Originally from Seoul, South Korea, she studied moral and ethics education at Ewha Womans University. Her research interests are educational meaning of suffering and the relationship between human suffering and flourishing.

Yejin (Sally) Lee

Georgia State University

Yejin (Sally) Lee is a doctoral student in the Counseling Psychology program at Georgia State University. Her research interests lie in the area of positive psychology (e.g., gratitude and humility) and the psychology of religion/spirituality. Sally is interested in the ways that she can bring the Life Worth Living approach both to students and clients as fellow journeyers through life, with an emphasis on diversity and multiculturalism.

David Leonhardt

Duke Graduate School

David is a PhD Candidate in Religion at Duke Graduate School.
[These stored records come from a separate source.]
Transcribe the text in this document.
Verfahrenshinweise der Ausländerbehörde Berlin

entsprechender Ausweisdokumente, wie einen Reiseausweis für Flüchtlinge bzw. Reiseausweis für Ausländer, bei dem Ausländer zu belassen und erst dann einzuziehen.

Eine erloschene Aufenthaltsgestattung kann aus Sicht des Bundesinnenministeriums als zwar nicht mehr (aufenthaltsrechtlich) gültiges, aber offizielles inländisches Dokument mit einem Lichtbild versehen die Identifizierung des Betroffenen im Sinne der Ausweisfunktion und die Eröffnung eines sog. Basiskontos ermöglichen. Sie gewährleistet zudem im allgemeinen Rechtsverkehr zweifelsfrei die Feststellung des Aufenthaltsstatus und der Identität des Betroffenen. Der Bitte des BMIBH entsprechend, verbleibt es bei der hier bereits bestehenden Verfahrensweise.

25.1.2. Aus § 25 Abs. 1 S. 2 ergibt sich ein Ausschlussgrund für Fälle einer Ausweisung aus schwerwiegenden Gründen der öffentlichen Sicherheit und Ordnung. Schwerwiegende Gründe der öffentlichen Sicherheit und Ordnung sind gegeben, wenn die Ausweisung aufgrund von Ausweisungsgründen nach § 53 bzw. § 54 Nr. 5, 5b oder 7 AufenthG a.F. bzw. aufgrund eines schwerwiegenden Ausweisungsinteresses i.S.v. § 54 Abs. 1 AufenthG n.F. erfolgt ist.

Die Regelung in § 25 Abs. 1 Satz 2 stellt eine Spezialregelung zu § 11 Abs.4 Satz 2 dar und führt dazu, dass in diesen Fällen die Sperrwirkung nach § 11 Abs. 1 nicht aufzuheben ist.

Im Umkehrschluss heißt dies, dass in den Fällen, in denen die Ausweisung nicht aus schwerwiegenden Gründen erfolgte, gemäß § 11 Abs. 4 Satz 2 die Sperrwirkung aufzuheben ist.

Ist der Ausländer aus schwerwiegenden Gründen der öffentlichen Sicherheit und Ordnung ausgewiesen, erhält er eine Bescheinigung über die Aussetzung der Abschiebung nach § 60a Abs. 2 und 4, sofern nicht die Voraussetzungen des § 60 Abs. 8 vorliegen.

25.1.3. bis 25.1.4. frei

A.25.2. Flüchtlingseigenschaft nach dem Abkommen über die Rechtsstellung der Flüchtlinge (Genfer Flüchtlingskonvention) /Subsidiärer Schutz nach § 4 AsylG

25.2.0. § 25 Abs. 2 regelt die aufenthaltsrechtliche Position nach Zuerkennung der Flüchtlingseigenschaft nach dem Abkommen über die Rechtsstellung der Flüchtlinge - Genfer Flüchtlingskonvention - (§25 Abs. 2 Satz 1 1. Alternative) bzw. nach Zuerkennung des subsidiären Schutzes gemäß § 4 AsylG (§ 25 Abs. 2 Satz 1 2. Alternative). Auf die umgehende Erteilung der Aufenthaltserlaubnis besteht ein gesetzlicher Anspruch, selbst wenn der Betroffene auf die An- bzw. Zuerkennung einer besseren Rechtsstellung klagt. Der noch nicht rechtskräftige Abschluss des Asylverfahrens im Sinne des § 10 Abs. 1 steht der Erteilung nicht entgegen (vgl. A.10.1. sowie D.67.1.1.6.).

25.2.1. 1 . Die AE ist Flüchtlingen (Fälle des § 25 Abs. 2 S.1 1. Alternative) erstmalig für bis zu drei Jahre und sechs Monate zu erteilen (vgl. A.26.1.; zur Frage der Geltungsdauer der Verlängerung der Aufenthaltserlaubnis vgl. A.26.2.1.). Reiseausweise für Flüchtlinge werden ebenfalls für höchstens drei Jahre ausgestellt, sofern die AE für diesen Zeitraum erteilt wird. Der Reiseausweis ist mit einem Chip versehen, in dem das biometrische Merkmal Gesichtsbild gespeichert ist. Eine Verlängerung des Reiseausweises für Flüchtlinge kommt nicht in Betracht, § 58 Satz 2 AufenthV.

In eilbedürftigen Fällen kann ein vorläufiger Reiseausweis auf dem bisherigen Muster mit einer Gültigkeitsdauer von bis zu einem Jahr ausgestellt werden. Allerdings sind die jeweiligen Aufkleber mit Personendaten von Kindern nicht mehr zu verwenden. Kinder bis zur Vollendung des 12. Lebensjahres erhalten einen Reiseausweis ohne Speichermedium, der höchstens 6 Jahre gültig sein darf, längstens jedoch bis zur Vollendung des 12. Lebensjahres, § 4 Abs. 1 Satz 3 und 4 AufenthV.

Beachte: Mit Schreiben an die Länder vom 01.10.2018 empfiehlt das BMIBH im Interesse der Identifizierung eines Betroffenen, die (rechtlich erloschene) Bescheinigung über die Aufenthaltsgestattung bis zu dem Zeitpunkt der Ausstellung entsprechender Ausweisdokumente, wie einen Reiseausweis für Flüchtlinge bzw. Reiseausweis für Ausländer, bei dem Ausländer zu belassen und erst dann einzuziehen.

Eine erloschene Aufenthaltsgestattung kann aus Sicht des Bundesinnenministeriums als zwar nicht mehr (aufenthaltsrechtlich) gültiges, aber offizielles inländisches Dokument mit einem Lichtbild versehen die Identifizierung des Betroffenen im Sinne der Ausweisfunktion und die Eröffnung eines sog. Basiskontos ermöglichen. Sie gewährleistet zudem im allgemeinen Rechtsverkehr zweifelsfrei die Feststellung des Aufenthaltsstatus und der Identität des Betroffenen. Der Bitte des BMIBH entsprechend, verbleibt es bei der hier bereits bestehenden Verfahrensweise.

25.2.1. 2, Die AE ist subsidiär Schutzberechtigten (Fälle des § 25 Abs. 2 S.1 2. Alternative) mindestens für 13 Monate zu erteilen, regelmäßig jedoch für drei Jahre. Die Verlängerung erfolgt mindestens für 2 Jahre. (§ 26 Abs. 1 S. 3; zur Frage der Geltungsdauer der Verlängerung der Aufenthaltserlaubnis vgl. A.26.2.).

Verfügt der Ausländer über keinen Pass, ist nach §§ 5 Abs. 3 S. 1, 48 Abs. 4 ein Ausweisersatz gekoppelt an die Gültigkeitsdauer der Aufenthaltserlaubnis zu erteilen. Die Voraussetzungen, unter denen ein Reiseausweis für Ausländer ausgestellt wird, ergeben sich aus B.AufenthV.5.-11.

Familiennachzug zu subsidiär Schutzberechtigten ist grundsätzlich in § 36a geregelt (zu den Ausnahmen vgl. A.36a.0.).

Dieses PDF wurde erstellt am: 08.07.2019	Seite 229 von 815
His research focus is on the influence of Judaism on early Christian texts. His dissertation is on the development of Jewish and Christians identities and a reinterpretation of the parting of the ways in the Gospel of John. In addition, David enjoys teaching and implementing strategies in the classroom to make content relevant and accessible to all students and their respective learning styles.

Ahmed Nur

Yale University

Ahmed Tahir Nur is a student of intellectual and cultural history in West Asia and the Mediterranean World. Broadly interested in the conceptions and transmissions of knowledge and authority across regions and traditions, his current dissertation research at Yale Religious Studies explores the developments in the genre of classification of the sciences in Islam, with particular emphasis on epistemology and metaphysics, highlighting the contribution of the Ottoman scholar Ahmed Tashkoprizade (1495-1561).

Christie Pavey

Royal Holloway, University of London

Christie Pavey is currently finishing a PhD in History at Royal Holloway, University of London, as part of the CONNEC project (“Connected Clerics: Building a Universal Church in the Late Antique West (380-640 CE)”). Her dissertation focuses on bishops and their communities within the institution of the church in late Roman Africa, under the bishoprics of Augustine and Aurelius.

Jake Rohde

Yale University

Jake joined the departments of Philosophy and Classics at Yale University in 2017 after completing a BA at UNC-Chapel Hill in Philosophy and Classics. He is a specialist in classical Greek and Roman philosophy currently writing a dissertation on the metaphysics of process in Aristotle. He is also interested in the reception of Aristotle in the Platonic tradition, especially the philosophy of Plotinus. Outside of philosophy he enjoys poetry and black metal.